While I understand perfectly well the value of tribal stories, oral tradition, cultural history, etc., my own experience while growing up was that neither the oldsters in my Green Family nor in my McCall Family had much of that sort of substance to offer either Kevin or me. Nevertheless, I was recently put in mind of one cloudy item of family lore which I suppose is worth preserving and passing along to your own daughter.

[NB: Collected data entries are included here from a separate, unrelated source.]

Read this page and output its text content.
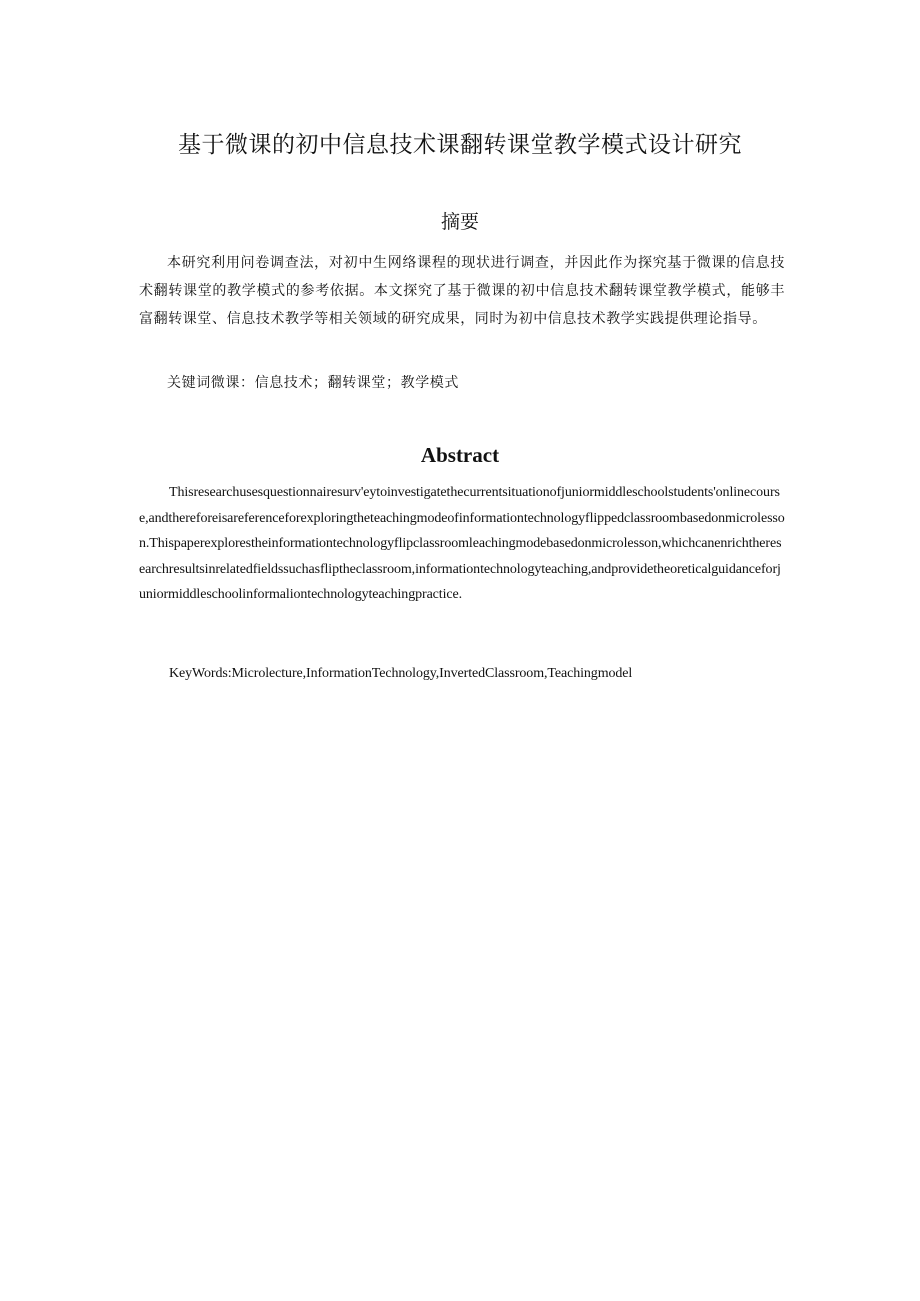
基于微课的初中信息技术课翻转课堂教学模式设计研究
摘要

本研究利用问卷调查法，对初中生网络课程的现状进行调查，并因此作为探究基于微课的信息技术翻转课堂的教学模式的参考依据。本文探究了基于微课的初中信息技术翻转课堂教学模式，能够丰富翻转课堂、信息技术教学等相关领域的研究成果，同时为初中信息技术教学实践提供理论指导。

关键词微课：信息技术；翻转课堂；教学模式

Abstract

Thisresearchusesquestionnairesurv'eytoinvestigatethecurrentsituationofjuniormiddleschoolstudents'onlinecourse,andthereforeisareferenceforexploringtheteachingmodeofinformationtechnologyflippedclassroombasedonmicrolesson.Thispaperexplorestheinformationtechnologyflipclassroomleachingmodebasedonmicrolesson,whichcanenrichtheresearchresultsinrelatedfieldssuchasfliptheclassroom,informationtechnologyteaching,andprovidetheoreticalguidanceforjuniormiddleschoolinformaliontechnologyteachingpractice.

KeyWords:Microlecture,InformationTechnology,InvertedClassroom,Teachingmodel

Let me take you back now to that afternoon in the mid-1960's when I was riding in the backseat of my parents' car (probably that big old '56 Packard) next to an aging Phoebe who was being treated to one last leisurely drive through the ghostscape of her girlhood, with particular focus on the Peoria, Kansas cemetery (where both her parents are evidently buried, along with [and I may have this all wrong] her sister Mozell [sp?] who died in her 20's, when Phoebe was a little girl in the 1880's). Because I never dreamed that things would turn out anything like they've turned out (assuming it's not still too early to apply the notion of things having "turned out" either this way or that . . . ), I neglected to take as careful notes on that distant afternoon as I would have otherwise. Never imagining that this day would ever arrive when I'd be quizzed over all that I saw and all that the oldsters said that afternoon, I let my mind wonder to such matters
as which girls I might have been able to date in the upcoming schoolyear.

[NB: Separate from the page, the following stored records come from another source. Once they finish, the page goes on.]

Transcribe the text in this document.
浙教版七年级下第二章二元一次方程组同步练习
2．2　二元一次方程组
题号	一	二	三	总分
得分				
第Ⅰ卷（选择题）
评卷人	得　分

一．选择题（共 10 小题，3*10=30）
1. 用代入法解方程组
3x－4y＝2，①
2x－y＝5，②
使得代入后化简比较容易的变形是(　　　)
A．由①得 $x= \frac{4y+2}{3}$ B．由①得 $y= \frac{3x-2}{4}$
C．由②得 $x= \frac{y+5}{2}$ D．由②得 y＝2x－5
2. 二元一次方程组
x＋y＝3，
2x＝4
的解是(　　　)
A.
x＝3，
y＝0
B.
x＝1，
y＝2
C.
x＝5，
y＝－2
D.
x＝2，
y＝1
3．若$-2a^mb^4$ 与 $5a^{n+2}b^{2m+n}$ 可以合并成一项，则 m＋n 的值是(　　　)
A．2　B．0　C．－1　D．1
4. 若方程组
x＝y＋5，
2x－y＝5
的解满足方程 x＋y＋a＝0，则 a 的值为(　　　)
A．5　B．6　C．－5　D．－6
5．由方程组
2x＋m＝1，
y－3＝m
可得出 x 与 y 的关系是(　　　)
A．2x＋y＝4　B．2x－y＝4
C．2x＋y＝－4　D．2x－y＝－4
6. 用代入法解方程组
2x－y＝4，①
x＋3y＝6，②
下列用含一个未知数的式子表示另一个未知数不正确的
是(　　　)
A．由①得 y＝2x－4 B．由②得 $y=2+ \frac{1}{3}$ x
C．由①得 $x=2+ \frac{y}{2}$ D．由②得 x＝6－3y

Anyway, I remember that we were riding in that car together on that afternoon along an unpaved country road through a dense grove of trees which evidently had once surrounded a fairly extensive farmstead. And I remember that the minute we drew near to this haunted grove, Phoebe started talking to me about an old Negro woman whose only name she'd ever known was "Aunt Jane." This old woman was a former slave who took care of Phoebe and her younger siblings, May & Foster & Bess, when they were very small children on the Evans farm, back in the 1880's & 90's. (She may also have served as nanny to Lydia and other of Phoebe's siblings, whose names now escape me. We all know what the situation was back then with infant mortality, as well as with scarlet fever, typhoid, smallpox, influenza, etc.)

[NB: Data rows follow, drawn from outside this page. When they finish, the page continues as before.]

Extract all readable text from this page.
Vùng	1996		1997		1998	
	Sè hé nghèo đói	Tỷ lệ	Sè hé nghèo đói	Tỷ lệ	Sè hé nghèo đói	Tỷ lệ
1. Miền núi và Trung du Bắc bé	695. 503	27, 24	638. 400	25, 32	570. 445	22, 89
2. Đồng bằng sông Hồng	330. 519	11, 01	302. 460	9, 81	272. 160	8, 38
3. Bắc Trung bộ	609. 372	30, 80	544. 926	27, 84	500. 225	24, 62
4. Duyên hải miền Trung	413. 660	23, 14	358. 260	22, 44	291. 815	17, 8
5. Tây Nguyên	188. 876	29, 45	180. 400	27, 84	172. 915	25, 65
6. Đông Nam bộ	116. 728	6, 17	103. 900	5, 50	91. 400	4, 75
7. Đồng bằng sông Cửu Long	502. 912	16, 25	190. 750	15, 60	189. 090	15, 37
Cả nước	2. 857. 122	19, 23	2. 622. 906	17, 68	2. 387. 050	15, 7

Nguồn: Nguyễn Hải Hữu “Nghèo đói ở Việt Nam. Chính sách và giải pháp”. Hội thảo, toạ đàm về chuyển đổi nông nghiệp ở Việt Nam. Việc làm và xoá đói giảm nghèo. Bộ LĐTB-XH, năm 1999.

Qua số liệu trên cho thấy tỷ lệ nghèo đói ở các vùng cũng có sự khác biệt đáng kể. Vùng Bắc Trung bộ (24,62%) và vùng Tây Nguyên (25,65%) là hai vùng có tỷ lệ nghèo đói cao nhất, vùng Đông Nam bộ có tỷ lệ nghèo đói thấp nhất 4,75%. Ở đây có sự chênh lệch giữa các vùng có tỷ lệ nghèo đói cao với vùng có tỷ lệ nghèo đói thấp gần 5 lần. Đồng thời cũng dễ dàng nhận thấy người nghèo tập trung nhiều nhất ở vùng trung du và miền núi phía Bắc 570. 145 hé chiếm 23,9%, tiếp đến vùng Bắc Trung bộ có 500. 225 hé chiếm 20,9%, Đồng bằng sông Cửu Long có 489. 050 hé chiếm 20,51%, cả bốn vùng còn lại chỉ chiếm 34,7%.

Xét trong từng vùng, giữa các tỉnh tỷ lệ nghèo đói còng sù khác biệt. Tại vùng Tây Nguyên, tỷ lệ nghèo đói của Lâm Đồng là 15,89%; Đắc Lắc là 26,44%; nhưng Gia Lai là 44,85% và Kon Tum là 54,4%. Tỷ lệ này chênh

In point of fact, Phoebe didn't drag in any of this sociological garbage that I've just subjected you to, when she talked to me that afternoon about the kindly former slave woman she'd known only as "Aunt Jane." I suspect that she had very little conscious memory of her. And yet, I can't help imagining that it was Aunt Jane who kindled in Phoebe that spirit of inclusiveness she handed down to us.